Over the last couple weeks I've been exploring using the Leap Motion for creating generative art. There seemed to be an inherent ability with the device to draw images, or, perhaps, sculpt images out of thin air. I didn't really have a "concept" starting out other than this notion of creating some sort of drawing tool using this technology. Another thought about this device is using it as a controller for live visual performance, something I will probably pursue later on.
To begin with I started downloading the various libraries for Processing (my coding environment of choice for art things) and found a couple things to watch out for.
One is all the Leap libraries for Processing have the same package name, meaning you can’t install more than one of them at a time without Processing getting confused as to which one you want to use. The workflow for trying each library is a bit annoying, as you have to remove the library you just tried (put it on the desktop or something) and then drop in the new one you want to try, restart Processing, and then try the examples that come with the lib.
The other crunchy bit is that most of the libraries only support the Leap API 1.0, probably because most of them were created during the “land rush” when the Leap was just released. The first Leap API is pretty good, but it doesn’t seem to have a very robust model of what a hand should be, and just seems to look for shapes that look like a hand roughly. The result is that tracking isn’t as stable as could be.
Leap API 2.0 however does seem to have a good idea of what a hand should be and therefore matches what it sees to a model of ideal hands. That provides for much greater stability, particularly when the user places their hands at odd angles or flips them over entirely.
The library I settled on does have support for the 2.0 API and, as of this writing, is in beta. It is fairly stable, and for the most part completely usable. This library is aptly named Leap Motion for Processing (LMfP). The author of that lib goes by the handle Voidplus. To get the beta version of this lib go check it out on Github here:
After settling on the library of choice I started playing around with the example files. Essentially one creates an instance of a
Leap object in
setup() and then checks for the presence of
Hand objects during the
draw() loop. Each hand has an array of
Finger objects these fingers in turn have joints.
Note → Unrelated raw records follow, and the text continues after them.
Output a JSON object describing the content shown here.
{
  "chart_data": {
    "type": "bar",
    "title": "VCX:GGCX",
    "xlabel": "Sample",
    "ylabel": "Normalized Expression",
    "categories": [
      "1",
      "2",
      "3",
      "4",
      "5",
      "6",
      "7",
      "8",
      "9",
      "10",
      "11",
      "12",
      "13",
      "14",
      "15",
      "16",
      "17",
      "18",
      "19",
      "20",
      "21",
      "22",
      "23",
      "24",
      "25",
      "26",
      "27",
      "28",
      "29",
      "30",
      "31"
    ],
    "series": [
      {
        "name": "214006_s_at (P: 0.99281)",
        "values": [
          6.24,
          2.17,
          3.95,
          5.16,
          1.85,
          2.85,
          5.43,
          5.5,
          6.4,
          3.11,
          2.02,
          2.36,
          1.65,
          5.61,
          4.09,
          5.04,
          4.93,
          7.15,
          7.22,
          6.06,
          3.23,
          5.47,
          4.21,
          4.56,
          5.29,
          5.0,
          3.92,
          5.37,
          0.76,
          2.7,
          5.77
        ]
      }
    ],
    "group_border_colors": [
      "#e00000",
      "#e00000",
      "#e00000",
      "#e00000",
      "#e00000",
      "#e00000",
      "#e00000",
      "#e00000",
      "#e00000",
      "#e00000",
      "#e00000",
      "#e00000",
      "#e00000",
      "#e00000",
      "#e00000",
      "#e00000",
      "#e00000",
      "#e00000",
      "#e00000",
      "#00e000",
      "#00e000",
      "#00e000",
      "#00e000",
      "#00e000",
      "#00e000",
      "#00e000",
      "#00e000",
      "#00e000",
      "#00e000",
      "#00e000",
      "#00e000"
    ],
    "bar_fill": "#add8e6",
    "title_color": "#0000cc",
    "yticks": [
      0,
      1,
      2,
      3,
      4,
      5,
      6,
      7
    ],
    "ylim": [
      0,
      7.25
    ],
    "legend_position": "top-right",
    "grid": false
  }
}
Interestingly enough the joints for each finger do not come back as an array, making them a bit difficult to loop through. What the LMfP library provides (based on the Leap API itself) are methods you can call on each finger to get XYZ coordinates in the estimated world space for each joint in the finger. To get the location of the tip of a finger you’d call
finger.getPositionOfJointTip() which then returns a 3D PVector you can store in a variable, or PVector array, for later use.
This in and unto itself took some time to parse out, so here’s a little cheat sheet for folks who arrive here wondering:
PVector joints = new PVector;
joints = finger.getPositionOfJointTip(); // tip of the finger
joints = finger.getPositionOfJointDip(); // next joint down
joints = finger.getPositionOfJointPip(); // next to last joint
joints = finger.getPositionOfJointMcp(); // joint at the bottom of the finger
So far everything else in the library makes intuitive sense, except for rotations. The Leap returns rotations in degrees, however Processing works with radians. So a simple conversion can be done:
hand_roll = radians(hand.getRoll());
hand_pitch = radians(hand.getPitch());
hand_yaw = radians(hand.getYaw());
To actually use these rotations, say for rotating a cube on screen, there needs to be some additional offsets as well:
rotateX(hand_roll+HALF_PI); // add a 1/4 circle turn
rotateY(hand_pitch); // stays the same
rotateZ(-hand_yaw); // reversed to create a mirror effect on screen
Check out the initial tests on Github here:
Making Something Interesting
Once this was all sorted out it was time to experiment with making a drawing tool with the Leap. Because the Leap data is inherently 3D I started immediately working in Processing’s P3D drawing context.
At first I just made a vertex mesh that attached all of the joints. The original sketch is here:
This wasn’t super exciting but a good start to understanding how to use the Leap. To take it a step further I brought in a class I’d written previously that creates volumetric geometries called Geode. Geode essentially constructs a sphere which is then randomly distorted.
translate() a Geode is attached to each joint of each finger. Each of the Geodes has random transparency and colors within ranges. This is where the aesthetic choices come into play.
sphere() with low opacity surrounds the entire scene. The graphics buffer is never completely cleared creating a “tracer” effect that builds up on each successive frame. The initial version of this code, which now has provided the basis for several variants, is here:
Once this foundation code base was developed (discovered?) the rest was all about tweaking numbers in the code, running the code, checking the output, and then going back again. Rinse, wash, repeat. These are the versions I’m keeping to myself (at least for now), as they are where the magic is. These variants are now collected under the moniker Crystallographer and the images and video attached to this post are from the Soft variant. The goal of Crystallographer: Soft was to match a sort of dutch master palette, though in the end it looks a little more glitch rococo.